Even at Berlin and during a Carrousel Voltaire had entire liberty. Or at least as much liberty as fame and distinctions allow any man. His days were his own. In the morning he studied “to the sound of the drum.” In the evening queens asked him to supper, he said, and were not offended when he denied them. He spent hours correcting Frederick’s works, and observed gallantly “Cæsar supra grammaticam” to excuse the noble pupil’s defects in that department. He gave up the kingly dinners presently—there were too many generals and princes, forsooth, for this M. de Voltaire.

On September 14th, “Rome Sauvée” was played in the rooms of the Princess Amelia at Berlin and on a stage especially erected by its author, who took the part of Cicero as he had done at Sceaux and in the Rue Traversière. He also trained the company and lost his temper with them, exactly as he had lost it with his troupe in Paris. When the tumult of fêtes was past the Court went back to Potsdam. Life was a thousand times more delightful than ever. “I have my whole time to myself, I am crossed in nothing.” “I find a port after thirty years of storm. I find the protection of a king, the conversation of a philosopher, the charms of an agreeable man united in one who for sixteen years consoled me in misfortune and sheltered me from my enemies.... If one can be certain of anything it is of the character of the King of Prussia.” “I have the audacity to think that nature has made me for him. I have found so singular a likeness between his tastes and mine that I have forgotten he is the ruler of half Germany and the other half trembles at his name....” “The conqueror of Austria loves belles-lettres, which I love with all my heart.” “My marriage is accomplished then. Will it be happy? I do not know. I cannot help myself saying ‘Yes.’ One had to finish by marriage after coquetting for so many years.”

Even the d’Arnaud affair “does not prevent the King of Prussia from being the most amiable and remarkable of men.” Nay, d’Arnaud himself was “bon diable” after all. And the Prussian climate so rigorous? Not a bit of it. What are a few rays of sunshine more or less to make us give ourselves such airs? The glamour was complete.

All the letters from which these extracts are taken were written less than four months after Voltaire’s arrival in Prussia, and when the contrast between his treatment there and the treatment meted to him in France, was fresh and glaring. All the letters were written to persons who only half approved or wholly disapproved, of what Lord Chesterfield called Voltaire’s “emigration.”

His friends, enemies, and niece were all united in fearing and disliking it. In Paris a caricature was being sold in the street: “Voltaire the famous Prussian! Look at him with his great bear skin bonnet to keep out the cold! Six sous for Voltaire the famous Prussian!”

At the French Court the offended attitude of King Louis had not changed. King Frederick wrote very civilly to borrow the great Voltaire from his brother of France. And his brother of France, says d’Argenson, replied he should be very glad to make the loan, and turning to his courtiers, added that there would be one fool more at the Court of the King of Prussia “and one fool less at mine.”

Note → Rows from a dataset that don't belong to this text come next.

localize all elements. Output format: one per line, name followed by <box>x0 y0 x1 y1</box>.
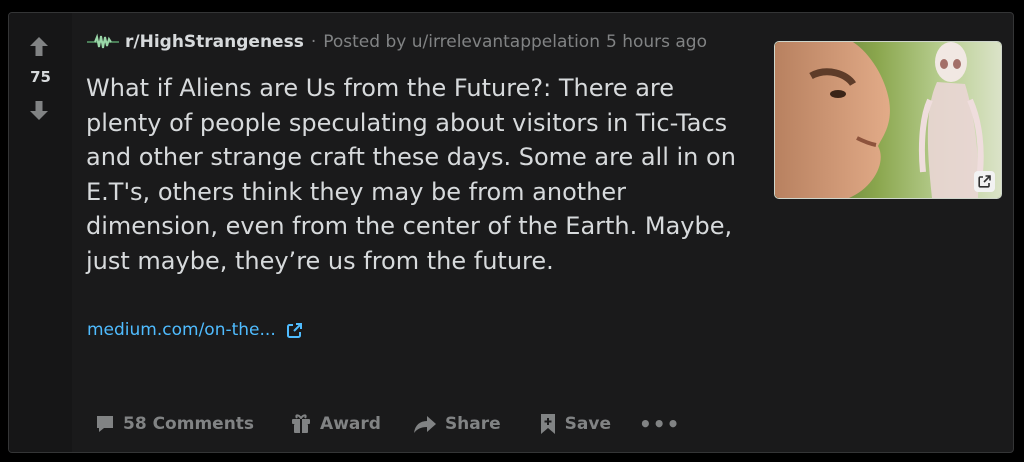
meta-separator: · <box>310 32 317 52</box>
share-icon <box>413 416 436 433</box>
save-label: Save <box>564 414 611 434</box>
post-title[interactable]: What if Aliens are Us from the Future?: … <box>86 71 736 278</box>
vote-score: 75 <box>30 68 51 86</box>
posted-by[interactable]: Posted by u/irrelevantappelation <box>323 32 600 52</box>
save-button[interactable]: Save <box>539 413 611 435</box>
thumbnail-image <box>775 42 1001 198</box>
award-icon <box>292 414 311 433</box>
comments-label: 58 Comments <box>123 414 255 434</box>
external-link[interactable]: medium.com/on-the... <box>87 320 303 340</box>
external-link-icon <box>286 322 302 338</box>
downvote-icon <box>30 100 48 120</box>
share-label: Share <box>444 414 501 434</box>
upvote-icon <box>30 36 48 56</box>
post-actions: 58 Comments Award Share Save ••• <box>95 413 680 435</box>
award-label: Award <box>320 414 381 434</box>
post-content: r/HighStrangeness · Posted by u/irreleva… <box>85 13 1013 452</box>
thumbnail-open-button[interactable] <box>974 171 995 192</box>
post-meta: r/HighStrangeness · Posted by u/irreleva… <box>87 30 707 54</box>
downvote-button[interactable] <box>28 99 50 121</box>
comments-button[interactable]: 58 Comments <box>95 414 254 434</box>
vote-column: 75 <box>9 13 72 452</box>
link-text[interactable]: medium.com/on-the... <box>87 320 276 340</box>
more-options-button[interactable]: ••• <box>639 414 680 434</box>
post-time: 5 hours ago <box>605 32 707 52</box>
upvote-button[interactable] <box>28 35 50 57</box>
award-button[interactable]: Award <box>290 413 381 435</box>
comment-icon <box>97 416 113 432</box>
share-button[interactable]: Share <box>413 414 501 434</box>
post-card[interactable]: 75 r/HighStrangeness · Posted by u/irrel… <box>8 12 1014 453</box>
post-thumbnail[interactable] <box>774 41 1002 199</box>
subreddit-link[interactable]: r/HighStrangeness <box>125 32 304 52</box>
external-link-icon <box>978 175 991 188</box>
save-icon <box>540 414 555 434</box>
subreddit-icon[interactable] <box>87 33 119 51</box>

On October 27th, Voltaire wrote to tell the d’Argentals that his post of Historiographer had been taken away from him; though Madame de Pompadour had told him, in a little note, that King Louis had had the goodness to allow him to keep an old pension of two thousand livres.

“I do not know why the King should deprive me of the Historiographership and let me retain the title of his Gentleman-in-Ordinary,” Voltaire wrote rather disgustedly to Madame Denis on October 28th. But after all, what did it matter? In return for the Historiographership he had the post of Chamberlain to the King of Prussia, that Royal Prussian Order, and that yearly Prussian pension.

He had exchanged strife for peace; slights for honour; and Louis XV. for Frederick the Great. How could he be wrong?

It is always far harder to guess the mind of Frederick on any given occasion than the mind of Voltaire. Frederick at least was sure that Voltaire was worth keeping even at a heavy price to be “the glory of one’s own Court and the envy of the world.” Gay, witty, and easy—a past master of the art of conversation—and with an impulsive susceptibility to the impressions of the moment wholly fascinating—the King was not wrong in placing a high estimate on the companionship of Voltaire. The King knew genius when he saw it. He meant to keep it now he had it. So, after a day spent in the ardours of government and military duty, at five he became the verse-maker, the man of ease and letters, the polished Frenchman instead of the great German soldier.